GALVESTON, Texas – A new study from The University of Texas Medical Branch at Galveston department of Obstetrics and Gynecology has found that although the physicians’ white coat is one of the most iconic symbols of the trade, whether or not they wear it, doesn’t impact patients’ satisfaction. The findings are available in the American Journal of Perinatology.

Past studies have shown that a physician’s attire affects patients’ trust and confidence in them. Patient satisfaction and quality of communication between patient and physician are linked with better patient care and outcomes.

However, coats worn throughout a day filled with treating patients - some of whom have contagious illnesses - has been shown to carry infectious agents that can be spread around.

The researchers conducted the study to find out if or how the white coat affects physician-patient communication and satisfaction among new mothers in the postpartum unit at the hospital

All of the women were randomly assigned to teams of rounding physicians who either wore a white coat or not but beyond this, their care was the same. Shortly before discharge from the hospital, the patients completed a modified Hospital Consumer Assessment of Healthcare Providers and Systems survey. The survey is the only national, standardized survey used to assess patient satisfaction.

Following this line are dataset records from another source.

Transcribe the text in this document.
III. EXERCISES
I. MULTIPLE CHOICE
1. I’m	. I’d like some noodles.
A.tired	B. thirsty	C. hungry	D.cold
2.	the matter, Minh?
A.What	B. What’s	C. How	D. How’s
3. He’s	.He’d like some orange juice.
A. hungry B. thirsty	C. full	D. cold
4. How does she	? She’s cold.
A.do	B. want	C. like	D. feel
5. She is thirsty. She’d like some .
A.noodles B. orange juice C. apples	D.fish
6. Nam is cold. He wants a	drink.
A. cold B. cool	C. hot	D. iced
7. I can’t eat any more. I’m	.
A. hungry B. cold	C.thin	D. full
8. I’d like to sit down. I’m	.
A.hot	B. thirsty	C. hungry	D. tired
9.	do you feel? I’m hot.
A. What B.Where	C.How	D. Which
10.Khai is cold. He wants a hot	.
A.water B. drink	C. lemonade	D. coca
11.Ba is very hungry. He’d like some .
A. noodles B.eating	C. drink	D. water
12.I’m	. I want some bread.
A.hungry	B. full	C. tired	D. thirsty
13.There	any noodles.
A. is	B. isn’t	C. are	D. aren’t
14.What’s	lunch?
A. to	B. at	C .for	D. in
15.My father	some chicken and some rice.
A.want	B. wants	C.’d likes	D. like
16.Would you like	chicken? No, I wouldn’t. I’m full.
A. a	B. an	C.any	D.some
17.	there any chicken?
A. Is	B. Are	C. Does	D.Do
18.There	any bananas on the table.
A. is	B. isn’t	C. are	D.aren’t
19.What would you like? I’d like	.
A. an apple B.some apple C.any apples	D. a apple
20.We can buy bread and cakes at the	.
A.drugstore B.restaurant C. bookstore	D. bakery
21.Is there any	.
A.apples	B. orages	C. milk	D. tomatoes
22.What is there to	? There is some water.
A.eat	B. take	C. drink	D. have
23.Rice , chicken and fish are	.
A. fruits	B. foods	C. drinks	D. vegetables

“Our study showed that not wearing a white coat by the physician’s team, didn’t impact the communication between patients and physicians nor patients’ satisfaction,” said Dr. Mauricio La Rosa, principal investigator of the study. “Actually, 40 percent of the patients couldn’t remember if their physicians were wearing white coats or not.”

In a prior study that was not conducted at UTMB, 18 percent of the physicians’ white coats were colonized with antibiotic-resistant staphylococcus aureus.

Twenty five percent of all hospital admission in the U.S. are related to pregnancy, so any intervention that improves pregnant or postpartum women’s satisfaction may have a great impact on health care. Moreover, health care professionals must determine the benefits of any interventions whether old or new before widespread utilizations.

Other authors include Nicholas Spencer, Mahmoud Abdelwahab, Gabriela Zambrano, Fawzi Saoud, Katherine Jelliffe, Gayle Olson, Mary Munn, George Saade and Maged Costantine.